Am Samstag, 8. März 2008 13:59 schrieb Simon Cozens:
> Hi folks,
> I think I've finished doing what I can with
> docs/pdds/draft/pdd28_character_sets.pod for the time being.
> Please have a look at it, and let me know if there's anything wrong,
> anything unclear, anything missing or anything objectionable about it.
> Character set and encoding support is an absolute nightmare to get
> right, but I feel the stuff in this PDD gives us a good basis to work from.
> If there's no major problems with it, I'll pass it on to Allison for
> editing.
1) The Parrot internal character type
«Strings in Parrot's native string format will probably be an array of
"Parrot_Rune"s.»
or iso-8859-1 or UCS-2.
Why:
iso-8859-1 is an 1-byte-charset/encoding, where these 256 chars are matching
unicode U+0000 - U+00FF codepoints. CPAN's BIO::folks and a lot more will
like to have the speed and memory improvements of an 1-byte-encoding.
UCS-2 is a fixed-width 16-bit charset, which includes the "Basic Multilingual
Plane" [¹] of unicode. It is sufficient to represent some very high
percentage of used codepoints. When Wikepedia [²] states ...
<cite>
UCS-2 (2-byte Universal Character Set) is an obsolete character encoding which
is a predecessor to UTF-16.
</cite>
..., it's already mixing the concepts of charset and encoding. Anyway for
efficiency reasons, I'd like to see this as an alternative.

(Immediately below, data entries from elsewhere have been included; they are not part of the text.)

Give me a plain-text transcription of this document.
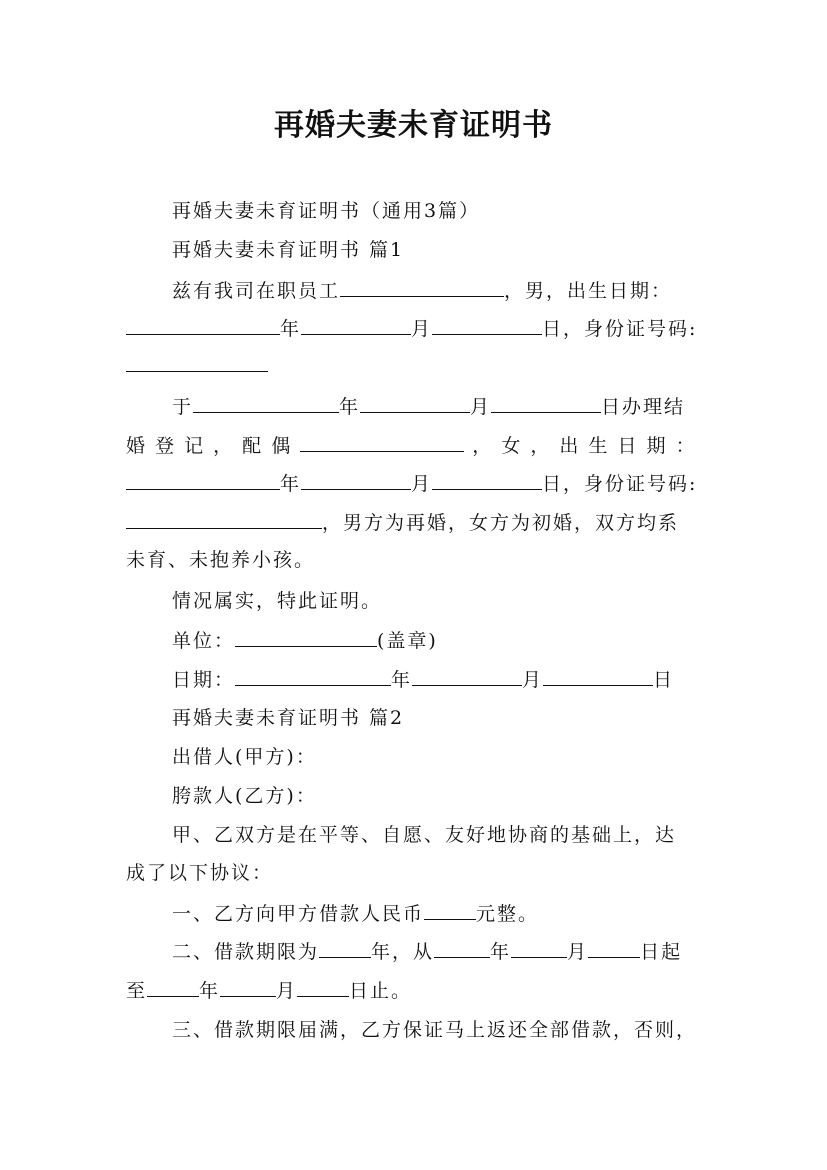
再婚夫妻未育证明书
再婚夫妻未育证明书（通用3篇）
再婚夫妻未育证明书 篇1
兹有我司在职员工	，男，出生日期：
年	月	日，身份证号码:
于	年	月	日办理结
婚 登 记 ， 配 偶	， 女 ， 出 生 日 期 ：
年	月	日，身份证号码:
，男方为再婚，女方为初婚，双方均系
未育、未抱养小孩。
情况属实，特此证明。
单位：	(盖章)
日期：	年	月	日
再婚夫妻未育证明书 篇2
出借人(甲方)：
胯款人(乙方)：
甲、乙双方是在平等、自愿、友好地协商的基础上，达
成了以下协议：
一、乙方向甲方借款人民币	元整。
二、借款期限为	年，从	年	月	日起
至	年	月	日止。
三、借款期限届满，乙方保证马上返还全部借款，否则，
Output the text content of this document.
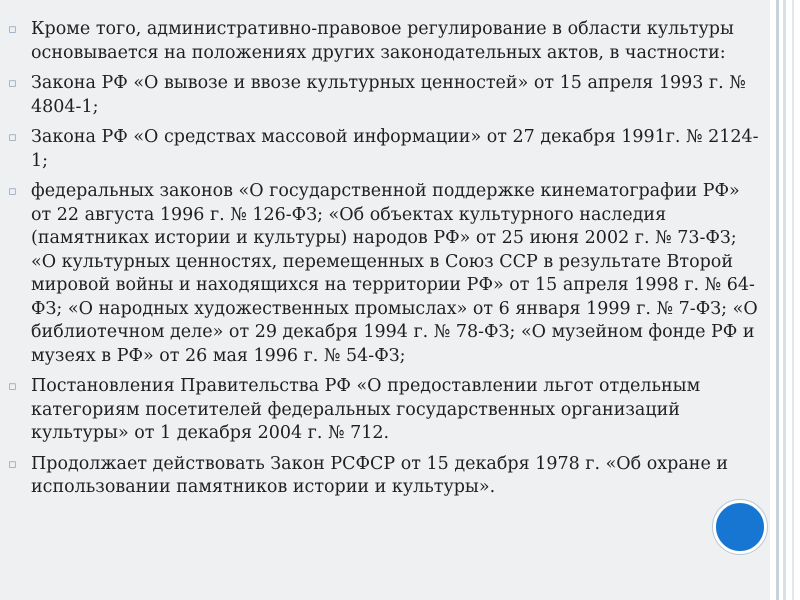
▫ Кроме того, административно-правовое регулирование в области культуры основывается на положениях других законодательных актов, в частности:
▫ Закона РФ «О вывозе и ввозе культурных ценностей» от 15 апреля 1993 г. № 4804-1;
▫ Закона РФ «О средствах массовой информации» от 27 декабря 1991г. № 2124-1;
▫ федеральных законов «О государственной поддержке кинематографии РФ» от 22 августа 1996 г. № 126-ФЗ; «Об объектах культурного наследия (памятниках истории и культуры) народов РФ» от 25 июня 2002 г. № 73-ФЗ; «О культурных ценностях, перемещенных в Союз ССР в результате Второй мировой войны и находящихся на территории РФ» от 15 апреля 1998 г. № 64-ФЗ; «О народных художественных промыслах» от 6 января 1999 г. № 7-ФЗ; «О библиотечном деле» от 29 декабря 1994 г. № 78-ФЗ; «О музейном фонде РФ и музеях в РФ» от 26 мая 1996 г. № 54-ФЗ;
▫ Постановления Правительства РФ «О предоставлении льгот отдельным категориям посетителей федеральных государственных организаций культуры» от 1 декабря 2004 г. № 712.
▫ Продолжает действовать Закон РСФСР от 15 декабря 1978 г. «Об охране и использовании памятников истории и культуры».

2) the concept of Parrot_Rune or
<cite>
Unicode codepoint where values >= 0x80000000 are
understood to be entries into the global "Parrot_grapheme_table" array.
</cite>
seems to be implying that we are gonna starting to:
a) rewrite / improve the now used ICU library
b) inventing a new "standard"
c) will do a lot of future hiring work to keep in sync with unicode folks ;-)
Basically I have some concerns "who will implement and maintain it".
I wrote the one and only (AFAIK) test showing the ugliness of decomposed
unicode [4] codepoints and I'd be glad if there would be a better solution.
OTOH I don't know the impact of not having it. East European or other maybe
involved folks should speak up now.
> Simon
leo's 2¢
[1] http://en.wikipedia.org/wiki/Basic_Multilingual_Plane
[2] http://en.wikipedia.org/wiki/UTF-16
[3] [EMAIL PROTECTED]:~/svn/parrot/leo> find t -name '*.t' | xargs grep -w
compose
t/op/string_cs.t: compose S1, S1
t/pmc/object-mro.t:# ... now some tests which fail to compose the class
[4] [EMAIL PROTECTED]:~/svn/parrot/leo> ./parrot t/op/string_cs_46.pasm
___ǰ___
7 8 8 7